Seide Sesungguhnya, ketika dihadapkan pada kenyataan pahit, bahwa saya tidak kuliah, saya bertanya diri sendiri: apakah orangtua bersikap adil pada anak-anaknya?
Sesungguhnya, saya kecewa dan amat terpukul. Karena sebagai anak bungsu, ternyata saya tidak seberuntung dibandingkan dengan ketiga kakak saya yang kuliah itu. Tapi, saya juga beruntung, ketika sadar diri dan percaya, bahwa Allah tengah menyiapkan ‘hal’ yang terbaik bagi saya di masa depan.
Karena tidak kuliah, tidak membuat saya menyerah dan ‘nglokro’ alias putus asa. Sebaliknya saya melihat kenyataan itu. Usaha orangtua yang pailit itu membuat saya untuk bangkit, berjuang, dan mengubah keadaan. “Saya harus mandiri dan sukses!”
Kini, pertanyaan orangtua berlaku tidak adil terhadap anak-anaknya itu sering kali hinggap di hati ini. Mengapa?
Sesungguhnya anak itu, saya, atau kita biasa melihat dan menilai dari kaca mata sempit dan negatif, yakni pikiran sendiri! Kita tidak membuka hati dan mau melihat hal yang positif atau hikmah di balik semua itu.
Seperti yang pernah dikeluhkan oleh anak pertama saya, ketika saya menyekolahkannya di smp swasta di bilangan Blok B, Kebayoran Baru. Ketika itu usianya 12 tahun, dan ia harus naik angkot atau mobil jemputan dari Ciledug!
Anak saya merasa berat dan sulit, karena sekolahnya jauh, harus berangkat pagi, dan pulang sore. Ditambah lagi, jika ada eskul, jalanannya macet, hujan, dan sebagainya.
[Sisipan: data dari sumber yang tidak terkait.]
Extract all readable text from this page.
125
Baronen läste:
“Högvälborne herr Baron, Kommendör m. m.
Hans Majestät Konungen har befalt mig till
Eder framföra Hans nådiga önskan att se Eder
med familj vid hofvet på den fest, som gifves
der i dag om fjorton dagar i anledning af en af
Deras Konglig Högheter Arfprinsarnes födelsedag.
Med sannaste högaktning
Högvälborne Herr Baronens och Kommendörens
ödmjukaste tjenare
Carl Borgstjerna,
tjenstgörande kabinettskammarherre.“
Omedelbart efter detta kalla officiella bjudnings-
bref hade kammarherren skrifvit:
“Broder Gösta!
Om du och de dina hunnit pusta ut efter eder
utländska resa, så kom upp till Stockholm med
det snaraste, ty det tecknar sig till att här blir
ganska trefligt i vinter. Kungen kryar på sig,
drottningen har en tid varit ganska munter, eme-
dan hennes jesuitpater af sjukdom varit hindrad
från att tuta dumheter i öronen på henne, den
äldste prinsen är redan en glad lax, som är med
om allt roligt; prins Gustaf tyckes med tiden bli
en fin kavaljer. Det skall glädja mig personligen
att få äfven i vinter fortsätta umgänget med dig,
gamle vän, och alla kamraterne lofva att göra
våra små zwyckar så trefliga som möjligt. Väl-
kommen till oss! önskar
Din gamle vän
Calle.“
Padahal tujuan saya adalah agar anak memperoleh pendidikan yang baik, disiplin, dan mandiri. Kendati saya, kita, atau orangtua lain telah menjelaskan maksud dan tujuan itu pada anak. Kenyataannya, banyak anak yang kurang memahami hal itu, dan selalu merasa kurang, jika membandingkan dengan saudaranya yang lain.
Sesungguhnya, rasa iri itu ada di setiap hati insani, ketika kita kehilangan rasa bersyukur atas anugerah Allah.
Rasa iri, benci, dan selalu kurang dalam hidup ini, sesungguhnya hal negatif itu yang meracuni hati, hingga kita jadi stres, tersiksa, sakit, dan mendendam pada orang lain.
Berperilaku adil itu sulit, ketika kita tidak berani jujur pada diri sendiri untuk mensyukuri dan berterima kasih atas anugerah Allah. Sehingga, selalu ada anak saya komplain atau membandingkan dengan yang lain.
“Le, lihatlah sejarah perjalanan hidup orangtuamu. Syukurilah apa pun yang kalian terima dan manfaatkan demi kebaikan dan masa depanmu. Dengan berpikir positif, kalian tidak terluka. Kalian bakal menemukan hikmat yang hakiki,” jelas saya mencoba bijak. Sekaligus sebagai bahan pembelajaran, karena kelak mereka bakal jadi orangtua.
Selalu berdoa untuk berserah pada Allah, saya mohon penyertaan-Nya agar mampu memberi yang terbaik untuk keluarga.